Of course, after decades as the bad boy of the GOP, Gingrich doesn’t need to establish his partisan credentials, but he does need to reach out. An ABC News/Washington Post poll this week found that a majority of Republicans view Gingrich favorably, but most non-Republicans still harbor a negative impression.
Can New Newt keep Old Newt at bay for long? It’s one thing to focus on fiscal issues instead of cultural warfare; that’s just a matter of emphasis. The greater challenge for Gingrich is maintaining his changed temperament after years of delighting in unconventional ideas and unrestrained polemic.
It is true, of course, that in 1967 Richard Nixon took a similarly conciliatory tone, which short-circuited the argument among Rockefeller-leaning journalists that only the New York Governor could work with a Democrat-controlled Capitol Hill. At the same time, RN was able to retain the support of at least part of the conservative base that had supported Sen. Barry Goldwater in 1964 – though a remnant of that base still supported Gov. Ronald Reagan for the nomination.

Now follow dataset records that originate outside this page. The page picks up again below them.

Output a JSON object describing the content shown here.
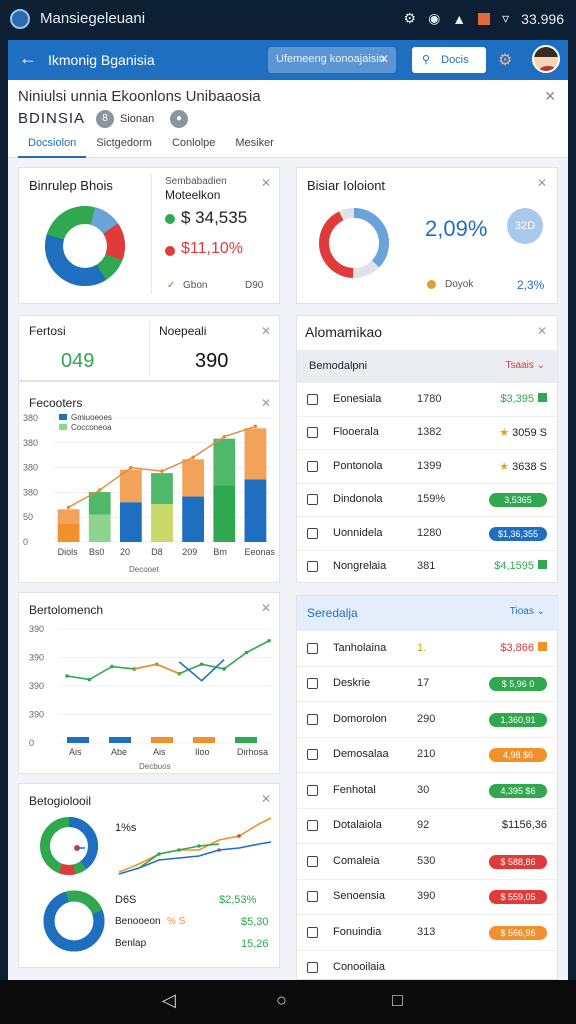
{
  "status": {
    "title": "Mansiegeleuani",
    "time": "33.996"
  },
  "appbar": {
    "title": "Ikmonig Bganisia",
    "search_placeholder": "Ufemeeng konoajaisin",
    "search_button": "Docis"
  },
  "header": {
    "line1": "Niniulsi unnia Ekoonlons Unibaaosia",
    "line2": "BDINSIA",
    "chip1_label": "Sionan",
    "tabs": [
      "Docsiolon",
      "Sictgedorm",
      "Conlolpe",
      "Mesiker"
    ]
  },
  "card_a": {
    "title": "Binrulep Bhois",
    "sub_title": "Sembabadien",
    "sub_title2": "Moteelkon",
    "value1": "$ 34,535",
    "value2": "$11,10%",
    "foot_left": "Gbon",
    "foot_right": "D90"
  },
  "card_b": {
    "title": "Bisiar Ioloiont",
    "percent": "2,09%",
    "pill": "32D",
    "foot_left": "Doyok",
    "foot_right": "2,3%"
  },
  "card_c": {
    "title": "Fertosi",
    "value": "049",
    "title2": "Noepeali",
    "value2": "390"
  },
  "card_bar": {
    "title": "Fecooters",
    "legend": [
      "Gmiuoeoes",
      "Cocconeoa"
    ],
    "yticks": [
      "380",
      "380",
      "380",
      "380",
      "50",
      "0"
    ],
    "xticks": [
      "Diols",
      "Bs0",
      "20",
      "D8",
      "209",
      "Bm",
      "Eeonas"
    ],
    "xlabel": "Decooet",
    "chart_data": {
      "type": "bar",
      "series": [
        {
          "name": "Gmiuoeoes",
          "values": [
            95,
            145,
            210,
            200,
            240,
            300,
            330
          ]
        },
        {
          "name": "Cocconeoa",
          "values": [
            0,
            120,
            0,
            150,
            0,
            290,
            270
          ]
        }
      ]
    }
  },
  "card_line": {
    "title": "Bertolomench",
    "yticks": [
      "390",
      "390",
      "390",
      "390",
      "0"
    ],
    "xticks": [
      "Ais",
      "Abe",
      "Ais",
      "Iloo",
      "Dirhosa"
    ],
    "xlabel": "Decbuos",
    "chart_data": {
      "type": "line",
      "series": [
        {
          "name": "",
          "values": [
            200,
            185,
            240,
            230,
            250,
            210,
            250,
            230,
            300,
            350
          ]
        },
        {
          "name": "",
          "values": [
            0,
            0,
            0,
            0,
            0,
            260,
            180,
            270,
            0,
            0
          ]
        }
      ]
    }
  },
  "card_mini": {
    "title": "Betogiolooil",
    "label_top": "1%s",
    "bottom_label": "D6S",
    "bottom_value": "$2,53%",
    "row1_label": "Benooeon",
    "row1_sub": "% S",
    "row1_value": "$5,30",
    "row2_label": "Benlap",
    "row2_value": "15,26"
  },
  "table1": {
    "title": "Alomamikao",
    "header_left": "Bemodalpni",
    "header_right": "Tsaais",
    "rows": [
      {
        "name": "Eonesiala",
        "value": "1780",
        "right": "$3,395",
        "style": "green-text"
      },
      {
        "name": "Flooerala",
        "value": "1382",
        "right": "3059 S",
        "style": "star"
      },
      {
        "name": "Pontonola",
        "value": "1399",
        "right": "3638 S",
        "style": "star"
      },
      {
        "name": "Dindonola",
        "value": "159%",
        "right": "3,5365",
        "style": "badge-green"
      },
      {
        "name": "Uonnidela",
        "value": "1280",
        "right": "$1,36,355",
        "style": "badge-blue"
      },
      {
        "name": "Nongrelaia",
        "value": "381",
        "right": "$4,1595",
        "style": "green-text"
      }
    ]
  },
  "table2": {
    "title": "Seredalja",
    "header_right": "Tioas",
    "rows": [
      {
        "name": "Tanholaina",
        "value": "1.",
        "right": "$3,866",
        "style": "red-text"
      },
      {
        "name": "Deskrie",
        "value": "17",
        "right": "$ 5,96 0",
        "style": "badge-green"
      },
      {
        "name": "Domorolon",
        "value": "290",
        "right": "1,360,91",
        "style": "badge-green"
      },
      {
        "name": "Demosalaa",
        "value": "210",
        "right": "4,98 $6",
        "style": "badge-orange"
      },
      {
        "name": "Fenhotal",
        "value": "30",
        "right": "4,395 $6",
        "style": "badge-green"
      },
      {
        "name": "Dotalaiola",
        "value": "92",
        "right": "$1156,36",
        "style": "plain"
      },
      {
        "name": "Comaleia",
        "value": "530",
        "right": "$ 588,86",
        "style": "badge-red"
      },
      {
        "name": "Senoensia",
        "value": "390",
        "right": "$ 559,05",
        "style": "badge-red"
      },
      {
        "name": "Fonuindia",
        "value": "313",
        "right": "$ 566,96",
        "style": "badge-orange"
      },
      {
        "name": "Conooilaia",
        "value": "",
        "right": "",
        "style": "plain"
      }
    ]
  },
  "colors": {
    "blue": "#1f6fc0",
    "green": "#2fa84f",
    "red": "#e03a3a",
    "orange": "#f0912c"
  }
}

McManus concludes his column by expressing the view that sooner or later the “old,” partisan, off-in-all-directions Newt will resurface and sabotage his chances for the nomination. But other bloggers and writers are not that sure. Jacob Heilbrunn at The National Interest now views a Gingrich nomination as a real possibility, albeit one that is far from certain:
Gingrich is trying to engineer a turnaround in a matter of months. Nixon was methodical and diligent; Gingrich — Old Newt, at least — is mercurial and undisciplined.
But whether or not Gingrich lands the nomination, it seems clear that his rise is further testament to the ferment inside the GOP. If conservatives decide to hold their collective noses and vote for Romney, they will at least have had the opportunity to have voted for a different candidate. Perhaps that would tamp down the antipathy that is felt toward Romney in the conservative base. But if Gingrich wins the nomination, it will show that the GOP has decided to take a walk on the wild side. The fragility of the economy and the rage of voters towards Congress means that a Gingrich presidency should not be precluded. But he would be an audacious choice for the GOP to make. He represents everything Romney is not.
Gingrich’s big task now is to stay “on message” going into Iowa and New Hampshire, and then hope that his years representing part of Georgia in the House can help him prevail on Super Tuesday through the South. He will be approaching the age of 69 during the campaign, which, once a time, would have been a handicap. But for over thirty years, no GOP presidential nominee has been under the age of 65 except George W. Bush, so in that respect the former Speaker fits right in. And for three years voters have been increasingly reminded of the handicaps which President Obama carried into the Oval Office due to his lack of experience, so it seems probable many want someone with real knowledge of how the world – and Washington – both work. Therefore it seems a good possibility that Newt Gingrich can follow the path Richard Nixon blazed forty-four years ago.